Mockingbird Theatre is a fantastic company that does fantastic work. Last year I was lucky enough to see the company perform Equus, which was a stunning production. Every part of Equus struck the right note and it would have be one of my favourite shows of 2013. However this year’s season launching production of Jon Maran’s The Temperamentals, didn’t hit the same pitch I expected of Mockingbird.
“The Temperamentals is a play about the founding fathers of the Mattachine Society – a gay activist group formed during the 1950s in Los Angeles. During this period, society was highly conservative and homosexuals were regarded as being predators, perverse and mentally ill. Any slight suspicion that someone was homosexual could have result in them being arrested and subsequently, attaining a criminal record. It was a highly dangerous time for anyone to admit their homosexuality, let alone live their true authentic lives as gay people.” – Angelo De Cata.
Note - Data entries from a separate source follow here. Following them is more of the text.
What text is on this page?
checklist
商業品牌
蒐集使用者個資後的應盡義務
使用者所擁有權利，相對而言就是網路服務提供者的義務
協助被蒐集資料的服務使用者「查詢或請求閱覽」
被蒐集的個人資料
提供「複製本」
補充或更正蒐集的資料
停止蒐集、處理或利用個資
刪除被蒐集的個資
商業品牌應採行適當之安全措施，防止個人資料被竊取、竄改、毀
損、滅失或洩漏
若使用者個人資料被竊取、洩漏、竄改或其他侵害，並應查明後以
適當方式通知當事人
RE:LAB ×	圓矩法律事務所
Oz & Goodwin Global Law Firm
Reflecting back on the production, the weakest part of it for me was in fact the play itself. While I understand what it was trying to tell us, it seemed dated and old, which is a conflicting proposition as it was only written in 2009. Yes it was set in the 1950s and homosexuality was taboo at the time, but I just didn’t feel anything for the characters. The set, lighting and costuming were fine; a reliable cast was present, with a standout performance coming from Tim Constantine and with some of the cast playing multiple roles. The direction by Chris Baldock was strong, yet I still struggle to work out why this production didn’t grab me as I hoped it would.
While The Temperamentals didn’t seize my attention and draw into the story, I must say this about Mockingbird Theatre: they are one of the finest independent companies in Melbourne with high quality productions. I look forward to being exposed to great things from this company in the coming year.